Our understanding of developmental dysplasia of the hip (DDH) in newborns, especially premature infants, remains imperfect. The incidence of DDH is 0.1%–2% in newborns [1]. If immature or unstable hips are included, the incidence reaches 15%. This is because DDH ranges from very mild subluxation to dislocation. In addition to the wide disease spectrum, its pathogenesis is multifactorial, making discovery of its risk factors very difficult, such as a family history of DDH, female sex, coexistence of skeletal diseases, breech presentation, first birth, oligohydramnios, left hip joint, and tight swaddling [2]. Moreover, there have been various recommendations for hip joint surveillance timing such as 3–4 weeks, 4–6 weeks, older than 4–6 weeks, and 6 weeks to 8 months [3]. This controversy leads to difficulty in establishing standardized screening guidelines for term and preterm infants.
Agreement is also lacking about the best screening technique or critical clinical findings to eliminate the risk of DDH. However, there is consensus that prognosis is very poor when DDH or unstable hip is left untreated until 2–3 years of age, implying the importance of early detection better prognosis. Early-stage DDH can be simply treated with a Palvik harness with minimal complications. Ultrasonography is the gold standard with high sensitivity and specificity for the diagnosis of infantile DDH. Using ultrasonography, the identification of DDH in the general population has reportedly improved from 1.6–28.5 per 1,000 infants to 34.0–60.3 per 1,000 infants [4].
Several countries have evaluated DDH using routine infantile screening programs. For example, ultrasonography is universally performed for DDH screenings in Austria and Germany, whereas it is selectively performed for infants with risk factors and abnormalities on physical examinations in the US, UK, and Canada, which focus on detecting DDH before 3 months of age.
In Korea, as part of an infant health checkup program, infants with risk factors have been screened at 4 months of age since 2007. Fortunately, an additional routine examination at 1 month (14–35 days) has been included in the program since 2021, and it described screening for three major risk factors (breech position in the third trimester, oligohydramnios, and family history). However, no information on the detailed physical examination and further plans for each risk factor has not been included. A possible DDH screening flow chart is presented in Fig. 1.
Especially for infants older than 3 months, the most sensitive examination is that of asymmetric diminished hip abduction [5,6]. Moreover, the presence of uneven buttock creases has low sensitivity and specificity for the detection of DDH. Even the representative physical examinations, the Barlow and Ortolani maneuvers, alone showed a low sensitivity of 54% [7]. Risk factor screening and physical examination are required to improve detection rates. The physical examination identifies uneven limb length and buttock creases, restricted abduction, and abnormal Ortolani and Barlow maneuvers.
When the physical examination is suspicious or inconclusive, ultrasonography can be selectively used for infants 6 weeks to 6 months of age with risk factors [2]. Minor hip abnormalities on ultrasonography in those infants can be resolved without treatment. Radiology with anteroposterior and frog pelvic views can also be an option. Radiology and ultrasonography are effective, especially for infants 4–6 months of age [2]. The importance of a systematic screening program in Korea was described by Cha et al. [8], who reported that more than 95% of pediatric patients treated for DDH were screened at primary clinics and referred to tertiary hospitals in Korea.

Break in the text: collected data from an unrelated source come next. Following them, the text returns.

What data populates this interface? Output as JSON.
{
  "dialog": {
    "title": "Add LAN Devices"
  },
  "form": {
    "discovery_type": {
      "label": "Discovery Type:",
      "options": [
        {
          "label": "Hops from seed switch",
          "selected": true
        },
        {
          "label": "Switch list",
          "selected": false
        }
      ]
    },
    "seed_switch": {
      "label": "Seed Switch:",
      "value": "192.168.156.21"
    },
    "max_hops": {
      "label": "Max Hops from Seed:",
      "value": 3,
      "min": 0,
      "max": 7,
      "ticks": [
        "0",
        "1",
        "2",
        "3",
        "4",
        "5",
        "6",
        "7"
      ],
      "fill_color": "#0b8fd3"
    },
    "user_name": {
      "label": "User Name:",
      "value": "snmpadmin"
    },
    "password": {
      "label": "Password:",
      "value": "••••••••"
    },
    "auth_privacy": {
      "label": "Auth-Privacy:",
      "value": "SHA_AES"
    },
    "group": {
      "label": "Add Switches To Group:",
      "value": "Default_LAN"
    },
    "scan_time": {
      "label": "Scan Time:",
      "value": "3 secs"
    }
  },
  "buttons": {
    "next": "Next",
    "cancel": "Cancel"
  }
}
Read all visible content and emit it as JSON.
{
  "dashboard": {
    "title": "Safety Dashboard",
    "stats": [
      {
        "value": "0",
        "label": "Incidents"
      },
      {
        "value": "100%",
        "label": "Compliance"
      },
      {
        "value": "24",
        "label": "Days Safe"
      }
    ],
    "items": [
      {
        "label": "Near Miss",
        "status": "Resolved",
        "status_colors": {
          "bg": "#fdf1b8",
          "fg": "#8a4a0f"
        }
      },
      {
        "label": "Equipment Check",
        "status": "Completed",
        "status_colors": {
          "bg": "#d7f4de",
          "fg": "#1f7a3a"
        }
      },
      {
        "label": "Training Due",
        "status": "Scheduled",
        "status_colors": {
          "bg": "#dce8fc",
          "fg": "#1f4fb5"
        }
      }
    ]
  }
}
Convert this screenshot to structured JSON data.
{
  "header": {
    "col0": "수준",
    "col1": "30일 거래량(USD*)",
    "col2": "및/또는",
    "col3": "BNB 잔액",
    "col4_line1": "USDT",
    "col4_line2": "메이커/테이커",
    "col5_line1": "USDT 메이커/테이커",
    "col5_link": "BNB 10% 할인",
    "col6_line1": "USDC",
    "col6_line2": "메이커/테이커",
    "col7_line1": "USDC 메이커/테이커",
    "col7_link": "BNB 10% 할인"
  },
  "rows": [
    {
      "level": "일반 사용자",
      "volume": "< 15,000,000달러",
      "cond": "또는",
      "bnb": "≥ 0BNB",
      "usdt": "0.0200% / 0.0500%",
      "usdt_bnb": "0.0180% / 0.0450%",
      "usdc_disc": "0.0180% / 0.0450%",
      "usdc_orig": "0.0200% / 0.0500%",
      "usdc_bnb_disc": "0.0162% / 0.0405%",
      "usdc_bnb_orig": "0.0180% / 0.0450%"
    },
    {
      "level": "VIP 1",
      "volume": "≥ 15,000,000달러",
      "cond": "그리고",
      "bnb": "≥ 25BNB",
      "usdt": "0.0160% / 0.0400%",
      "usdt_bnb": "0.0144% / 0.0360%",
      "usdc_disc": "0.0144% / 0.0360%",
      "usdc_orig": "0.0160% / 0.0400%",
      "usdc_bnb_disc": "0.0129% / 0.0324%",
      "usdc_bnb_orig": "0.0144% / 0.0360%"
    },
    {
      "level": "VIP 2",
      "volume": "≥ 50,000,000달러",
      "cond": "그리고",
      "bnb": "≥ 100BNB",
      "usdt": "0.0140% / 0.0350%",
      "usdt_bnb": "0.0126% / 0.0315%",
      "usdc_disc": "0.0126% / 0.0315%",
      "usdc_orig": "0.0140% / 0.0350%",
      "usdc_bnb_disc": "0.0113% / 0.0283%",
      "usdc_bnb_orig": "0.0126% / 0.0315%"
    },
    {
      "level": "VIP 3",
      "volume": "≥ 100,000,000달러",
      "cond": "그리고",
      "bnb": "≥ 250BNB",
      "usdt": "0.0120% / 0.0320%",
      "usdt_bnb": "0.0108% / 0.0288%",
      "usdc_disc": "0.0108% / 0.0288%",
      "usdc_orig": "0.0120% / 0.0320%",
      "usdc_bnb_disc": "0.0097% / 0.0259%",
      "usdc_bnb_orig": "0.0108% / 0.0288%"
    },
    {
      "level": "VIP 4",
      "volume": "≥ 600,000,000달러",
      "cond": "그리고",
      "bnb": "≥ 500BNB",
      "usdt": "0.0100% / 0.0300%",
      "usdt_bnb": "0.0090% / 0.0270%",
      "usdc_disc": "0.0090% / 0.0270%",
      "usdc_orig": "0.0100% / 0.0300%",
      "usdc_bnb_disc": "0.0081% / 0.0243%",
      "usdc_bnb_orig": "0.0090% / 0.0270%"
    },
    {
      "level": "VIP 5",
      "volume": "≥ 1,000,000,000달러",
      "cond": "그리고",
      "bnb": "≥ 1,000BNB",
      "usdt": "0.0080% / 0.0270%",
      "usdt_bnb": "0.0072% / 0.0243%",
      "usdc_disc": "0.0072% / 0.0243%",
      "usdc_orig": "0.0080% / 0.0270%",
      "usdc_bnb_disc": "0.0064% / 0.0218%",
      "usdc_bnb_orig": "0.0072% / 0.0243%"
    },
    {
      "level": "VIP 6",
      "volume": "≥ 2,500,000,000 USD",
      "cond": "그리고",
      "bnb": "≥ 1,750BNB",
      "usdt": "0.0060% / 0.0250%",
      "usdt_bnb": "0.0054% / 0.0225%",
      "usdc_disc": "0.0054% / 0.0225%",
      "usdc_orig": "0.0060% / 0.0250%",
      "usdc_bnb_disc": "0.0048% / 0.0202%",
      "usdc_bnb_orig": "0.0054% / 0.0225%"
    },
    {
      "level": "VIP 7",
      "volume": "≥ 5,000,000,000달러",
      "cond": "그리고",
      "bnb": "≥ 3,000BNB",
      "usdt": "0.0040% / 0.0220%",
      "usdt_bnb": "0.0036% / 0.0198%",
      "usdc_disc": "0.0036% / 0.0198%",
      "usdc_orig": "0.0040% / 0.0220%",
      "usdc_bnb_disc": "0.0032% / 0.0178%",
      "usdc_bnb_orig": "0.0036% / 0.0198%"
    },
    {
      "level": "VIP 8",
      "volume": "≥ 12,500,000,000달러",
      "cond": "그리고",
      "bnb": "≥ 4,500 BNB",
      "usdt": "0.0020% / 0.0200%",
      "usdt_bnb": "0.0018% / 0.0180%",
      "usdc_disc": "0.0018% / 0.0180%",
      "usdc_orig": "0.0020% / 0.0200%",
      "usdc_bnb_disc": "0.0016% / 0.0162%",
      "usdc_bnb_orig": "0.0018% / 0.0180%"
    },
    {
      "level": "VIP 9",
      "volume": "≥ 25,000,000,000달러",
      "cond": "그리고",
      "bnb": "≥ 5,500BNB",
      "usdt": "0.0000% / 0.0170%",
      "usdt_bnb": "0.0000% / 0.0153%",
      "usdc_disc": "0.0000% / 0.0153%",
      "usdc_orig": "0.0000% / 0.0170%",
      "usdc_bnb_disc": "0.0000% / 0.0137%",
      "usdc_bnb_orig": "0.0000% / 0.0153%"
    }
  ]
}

The natural course and risk factors for DDH in premature infants remain controversial. Moreover, the mechanical force of a breech presentation, a well-known risk factor in term infants, remains unclear in premature infants. Interestingly, a small number of studies have reported oligohydramnios and female sex as possible risk factors for DDH in premature infants [9]. Multicentric studies are required to examine these subjects. Jeon et al. [3] evaluated the possible risk factors of DDH in premature infants and found that some did not correspond with previous reports. Considering the lack of studies of premature infants, they provided important information about the risk factors of DDH and surveillance time in this population. They subsequently recommended evaluating the hip joints of premature infants later than 38 weeks of gestational age despite other authors recommended evaluations after 44 weeks of gestational age [3,10].
The incidence of hip joint instability in premature infants seems significant, and most such lesions are normalized on follow-up evaluations, although the exact age or timing remains uncertain. These results imply that the hip joint development of premature infants has different physiology; thus, the application of the same screening protocols as term infants would be unsuitable because of the risks of under- or overtreatment.
The incidence of premature delivery is increasing in Korea. Moreover, DDH is very difficult to detect without a history and physical examination. Therefore, its early detection and treatment are crucial. Thus, it would be appropriate to consider the development of more delicate and detailed screening algorithms involving the role of ultrasonography and the development of separate strategies for premature infants. Training programs for clinicians regarding hip joint screening at 1 and 4 months are also required.